L’utilisation de DuboCalc, jumelée à la règle d’adjudication décrite ci-haut, est donc très intéressante pour les raisons suivantes :
- Pendant la préparation de sa soumission, un soumissionnaire peut se questionner par rapport au design qu’il va proposer et « simuler » différents scénarios à l’aide de DuboCalc, ce qui favorise l’innovation (rappelons que favoriser l’innovation est un des avantages, pour le donneur d’ouvrage, de décrire le besoin en termes de performance ou d’exigence fonctionnelle : voir notre billet précédent)
- La règle d’adjudication comprend l’application d’un rabais, ce qui encourage à faire le choix d’utiliser des matériaux plus écologiques
- Le choix d’un soumissionnaire d’utiliser des matériaux plus écologiques a bien sûr un impact à la hausse sur le montant de sa soumission, mais l’application du rabais fait en sorte qu’il peut tout de même présenter une offre qui sera compétitive
- DuboCalc est simple d’utilisation : un soumissionnaire doit simplement indiquer les matériaux qu’il va utiliser et l’outil va ensuite effectuer les calculs
- Les calculs sont effectués par DuboCalc, mais la démarche est transparente pour un soumissionnaire puisque cet outil est relié à une base de données nationale et que la règle d’adjudication est clairement indiquée aux documents d’appel d’offres
Pour conclure, il est important de noter que l’approche de RWS et, de manière plus large, celle des Pays-Bas, est basée sur le concept appelé « Economically Most Advantageous Tender » (EMAT)[6], couramment utilisé en Europe. On peut traduire ce concept par « l’offre économiquement la plus avantageuse ». Ce n’est donc pas une adjudication au « prix le plus bas », mais plutôt en fonction de plusieurs critères et qui peut notamment permettre de considérer les coûts qui sont imputés aux externalités environnementales. Il s’agit sans aucun doute d’une approche très intéressante dont le Québec devrait s’inspirer.
[1] Geneviève Dufour, Priorité aux produits locaux, durables et responsables (Le Devoir), 25 février 2023.
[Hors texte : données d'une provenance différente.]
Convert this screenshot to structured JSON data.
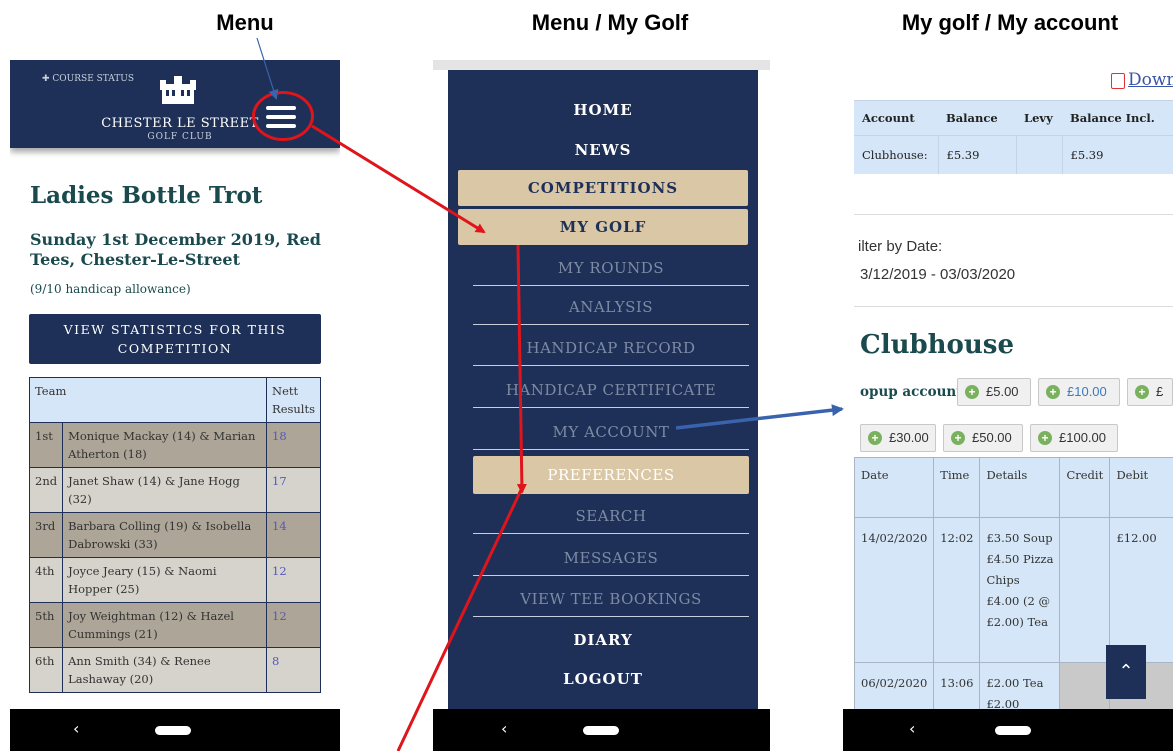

[2] Rappelons que ces règles, prévues aux articles 14.6 à 14.9 de la LCOP, visent uniquement les organismes publics assujettis à la LCOP, tels que les organismes des réseaux de la santé et de l’éducation.
[3] Le gouvernement du Québec définit l’analyse du cycle de vie (ACV) de la manière suivante : « […] une méthode d’analyse régie par l’Organisation internationale de normalisation (ISO) qui permet d’évaluer la performance environnementale d’un produit ou d’une activité sur l’ensemble de son cycle de vie. Cette approche globale tient compte de l’extraction et du traitement des matières premières, des processus de fabrication, du transport et de la distribution, de l’utilisation et de la gestion du produit en fin de vie. Elle a pour objectif de permettre la réduction des effets des produits et des services sur l’environnement, en facilitant la comparaison de solutions et la prise de décision. Elle constitue un outil d’aide à la gestion écologique et, à plus long terme, au développement durable. »
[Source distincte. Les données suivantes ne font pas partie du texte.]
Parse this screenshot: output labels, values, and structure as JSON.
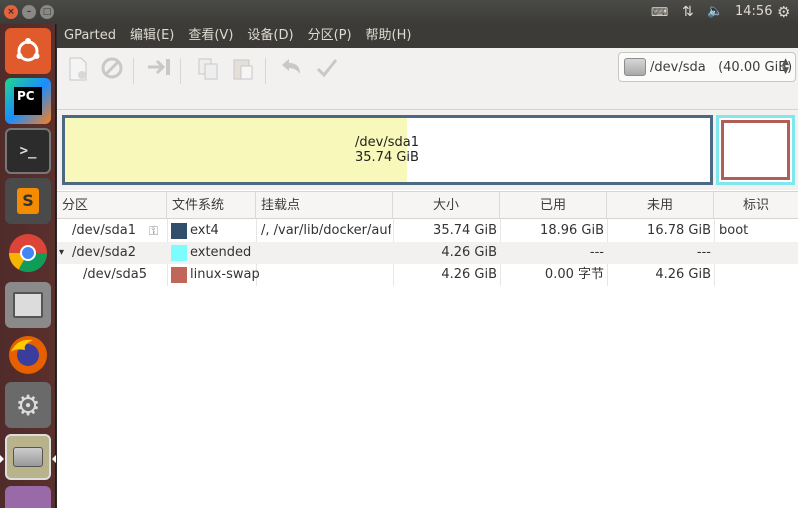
{
  "topbar": {
    "close": "×",
    "minimize": "–",
    "maximize": "□",
    "keyboard_icon": "keyboard-icon",
    "network_icon": "network-icon",
    "volume_icon": "volume-icon",
    "time": "14:56",
    "settings_icon": "gear-icon"
  },
  "launcher": {
    "items": [
      "ubuntu-dash",
      "pycharm",
      "terminal",
      "sublime-text",
      "chrome",
      "files",
      "firefox",
      "system-tools",
      "gparted",
      "app"
    ]
  },
  "menubar": {
    "items": [
      "GParted",
      "编辑(E)",
      "查看(V)",
      "设备(D)",
      "分区(P)",
      "帮助(H)"
    ]
  },
  "toolbar": {
    "device": "/dev/sda   (40.00 GiB)"
  },
  "map": {
    "seg1_name": "/dev/sda1",
    "seg1_size": "35.74 GiB",
    "seg1_used_fraction": 0.53
  },
  "table": {
    "headers": [
      "分区",
      "文件系统",
      "挂载点",
      "大小",
      "已用",
      "未用",
      "标识"
    ],
    "rows": [
      {
        "expander": "",
        "partition": "/dev/sda1",
        "fs": "ext4",
        "fs_color": "#314e6c",
        "mount": "/, /var/lib/docker/aufs",
        "size": "35.74 GiB",
        "used": "18.96 GiB",
        "unused": "16.78 GiB",
        "flags": "boot"
      },
      {
        "expander": "▾",
        "partition": "/dev/sda2",
        "fs": "extended",
        "fs_color": "#7dfcfe",
        "mount": "",
        "size": "4.26 GiB",
        "used": "---",
        "unused": "---",
        "flags": ""
      },
      {
        "expander": "",
        "partition": "/dev/sda5",
        "fs": "linux-swap",
        "fs_color": "#c1665a",
        "mount": "",
        "size": "4.26 GiB",
        "used": "0.00 字节",
        "unused": "4.26 GiB",
        "flags": ""
      }
    ]
  }
}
[4] Voir notamment l’article 37 du Règlement sur certains contrats d’approvisionnement des organismes publics, RLRQ, c. C-65.1, r. 2.
[5] Organisation de coopération et de développement économiques, Going Green : Best Practices for Sustainable Procurement, 2015.
[6] Parfois également appelé « Most Economically Advantageous Tender » (MEAT).